120 participants marched with banners and red dresses

Over 120 people gathered at Peace and Friendship Park on Sunday, Feb. 18 for the fourth annual march for missing and murdered Indigenous women, girls, two-spirit persons and relatives. 

Image by Hannah Sangster

The march was held to raise awareness, mourn and stand in ceremony to honour the Indigenous lives that have been stolen. Participants met at the park to organize and hand out signs and red dresses to carry for the march. Red dresses became a symbol of the movement when Métis artist Jamie Black started the REDress Project in 2010, hanging red dresses to represent missing and murdered Indigenous women.

Image by Hannah Sangster

Before the march, Indigenous volunteers smudged attendees who opted in with sage. Smudging is a cultural ceremony meant to cleanse participants and connect them with their spirit and creator.

Image by Hannah Sangster

The march left Peace and Friendship Park and stopped traffic as it continued up the middle of Barrington Street and Spring Garden Road.

Image by Hannah Sangster – Attendees Zach Kane (L) and Decklan Rolle (R) hold a sign and a red dress.
Image by Hannah Sangster

The march finished at the Public Gardens as attendees formed a semi-circle around the gazebo to listen to speeches and singing.

Image by Hannah Sangster

At the Public Gardens, Dalhousie’s Indigenous Student Representative Alexina St.

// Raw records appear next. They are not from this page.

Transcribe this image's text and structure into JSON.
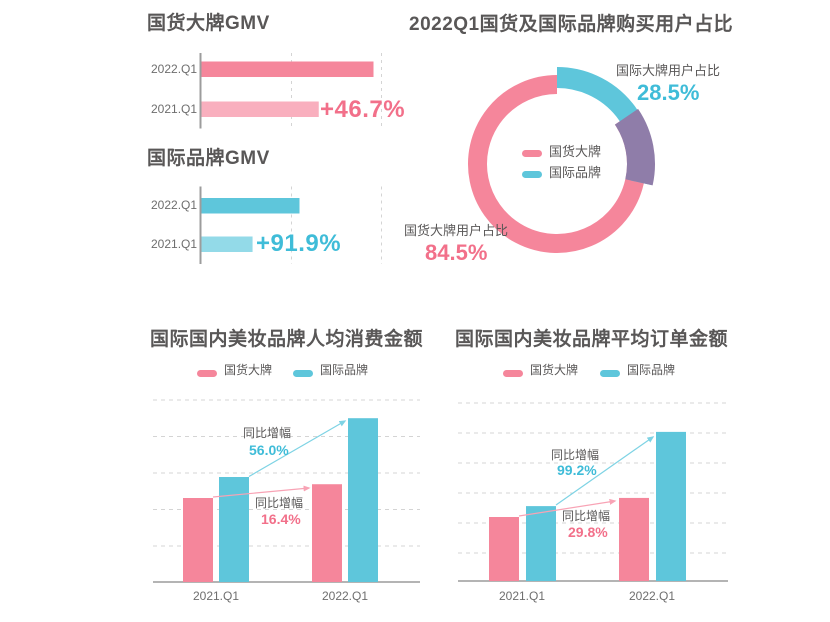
{
  "colors": {
    "pink": "#F5869B",
    "pink_light": "#F9AFBE",
    "pink_text": "#F2708A",
    "teal": "#5EC6DB",
    "teal_light": "#93DAE8",
    "teal_text": "#3FBCD8",
    "purple_overlap": "#8F7DA9",
    "title_gray": "#595757",
    "label_gray": "#6E6E6E",
    "grid": "#D4D4D4",
    "axis": "#9C9C9C",
    "arrow_pink": "#F8A3B5",
    "arrow_teal": "#7ED3E4"
  },
  "chart_data": [
    {
      "id": "gmv-domestic",
      "type": "bar",
      "orientation": "horizontal",
      "title": "国货大牌GMV",
      "categories": [
        "2022.Q1",
        "2021.Q1"
      ],
      "values": [
        146.7,
        100
      ],
      "growth_label": "+46.7%",
      "grid": true
    },
    {
      "id": "gmv-international",
      "type": "bar",
      "orientation": "horizontal",
      "title": "国际品牌GMV",
      "categories": [
        "2022.Q1",
        "2021.Q1"
      ],
      "values": [
        191.9,
        100
      ],
      "growth_label": "+91.9%",
      "grid": true
    },
    {
      "id": "user-share-donut",
      "type": "pie",
      "style": "donut",
      "title": "2022Q1国货及国际品牌购买用户占比",
      "slices": [
        {
          "label": "国货大牌用户占比",
          "value": 84.5,
          "value_label": "84.5%"
        },
        {
          "label": "国际大牌用户占比",
          "value": 28.5,
          "value_label": "28.5%"
        }
      ],
      "legend": [
        "国货大牌",
        "国际品牌"
      ],
      "legend_position": "center",
      "overlap_note": "slices sum to 113%, overlap arc shown in purple"
    },
    {
      "id": "per-capita-spend",
      "type": "bar",
      "title": "国际国内美妆品牌人均消费金额",
      "categories": [
        "2021.Q1",
        "2022.Q1"
      ],
      "series": [
        {
          "name": "国货大牌",
          "values": [
            100,
            116.4
          ],
          "growth_caption": "同比增幅",
          "growth_label": "16.4%"
        },
        {
          "name": "国际品牌",
          "values": [
            125,
            195
          ],
          "growth_caption": "同比增幅",
          "growth_label": "56.0%"
        }
      ],
      "grid": true,
      "legend_position": "top"
    },
    {
      "id": "avg-order-value",
      "type": "bar",
      "title": "国际国内美妆品牌平均订单金额",
      "categories": [
        "2021.Q1",
        "2022.Q1"
      ],
      "series": [
        {
          "name": "国货大牌",
          "values": [
            100,
            129.8
          ],
          "growth_caption": "同比增幅",
          "growth_label": "29.8%"
        },
        {
          "name": "国际品牌",
          "values": [
            117,
            233
          ],
          "growth_caption": "同比增幅",
          "growth_label": "99.2%"
        }
      ],
      "grid": true,
      "legend_position": "top"
    }
  ]
}
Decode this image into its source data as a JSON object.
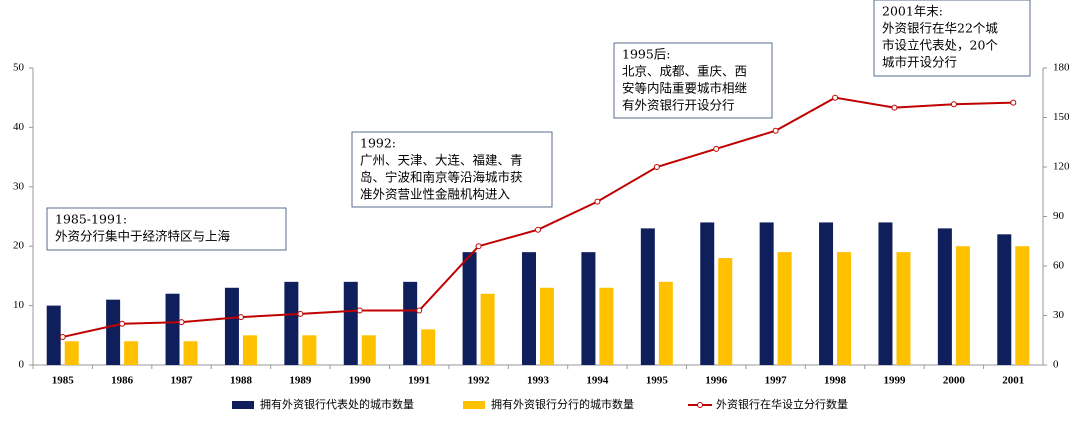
{
  "chart_data": {
    "type": "bar_line",
    "categories": [
      "1985",
      "1986",
      "1987",
      "1988",
      "1989",
      "1990",
      "1991",
      "1992",
      "1993",
      "1994",
      "1995",
      "1996",
      "1997",
      "1998",
      "1999",
      "2000",
      "2001"
    ],
    "series": [
      {
        "name": "拥有外资银行代表处的城市数量",
        "color": "#0f1f5c",
        "values": [
          10,
          11,
          12,
          13,
          14,
          14,
          14,
          19,
          19,
          19,
          23,
          24,
          24,
          24,
          24,
          23,
          22
        ]
      },
      {
        "name": "拥有外资银行分行的城市数量",
        "color": "#ffc000",
        "values": [
          4,
          4,
          4,
          5,
          5,
          5,
          6,
          12,
          13,
          13,
          14,
          18,
          19,
          19,
          19,
          20,
          20
        ]
      },
      {
        "name": "外资银行在华设立分行数量",
        "color": "#c00000",
        "axis": "y2",
        "values": [
          17,
          25,
          26,
          29,
          31,
          33,
          33,
          72,
          82,
          99,
          120,
          131,
          142,
          162,
          156,
          158,
          159
        ]
      }
    ],
    "ylim": [
      0,
      50
    ],
    "yticks": [
      0,
      10,
      20,
      30,
      40,
      50
    ],
    "y2lim": [
      0,
      180
    ],
    "y2ticks": [
      0,
      30,
      60,
      90,
      120,
      150,
      180
    ],
    "annotations": [
      {
        "lines": [
          "1985-1991:",
          "外资分行集中于经济特区与上海"
        ]
      },
      {
        "lines": [
          "1992:",
          "广州、天津、大连、福建、青",
          "岛、宁波和南京等沿海城市获",
          "准外资营业性金融机构进入"
        ]
      },
      {
        "lines": [
          "1995后:",
          "北京、成都、重庆、西",
          "安等内陆重要城市相继",
          "有外资银行开设分行"
        ]
      },
      {
        "lines": [
          "2001年末:",
          "外资银行在华22个城",
          "市设立代表处，20个",
          "城市开设分行"
        ]
      }
    ]
  }
}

Pierre-Farrow gave attendees tobacco leaves and asked them to hold the leaves in their left hand while praying for the families of the missing and murdered women.

Image by Hannah Sangster

Dresses were hung along the bottom of the gazebo while onlookers stood in silence as the Mi’kmaq Honour Song was performed. 

Thunderbird Swooping Down Woman, also known as Mi’kmaw Elder Darlene Gilbert, spoke to the crowd following the song. Gilbert has spent the past seven years organizing events like Sunday’s march. 

“Today we remember the people that have been lost across Turtle Island,” she said. “I am going to take the time to read off these eight pages of names.” 

Gilbert’s voice cracked as she read out the names of missing and murdered Indigenous women for over 10 minutes.

“I would like to thank you all for coming,” Gilbert said. “I would like to thank the families for being here. We as survivors are doing this so we can make changes for our future generations so that they don’t have to go through what we’ve gone through. And we continue praying for the families.” 

Attendee Moka Case works with foreign and Indigenous languages for the Translation Bureau of Canada. She said her work reminds her daily of the survivors and their families. 

“We’re settlers and we’re treaty people, and we need to honour that, not just by working with the bureaucratic side of it, but by putting humanity into what we do,” Case said. “It’s important that the families know that there are people like us who really, truly, care and who love them.”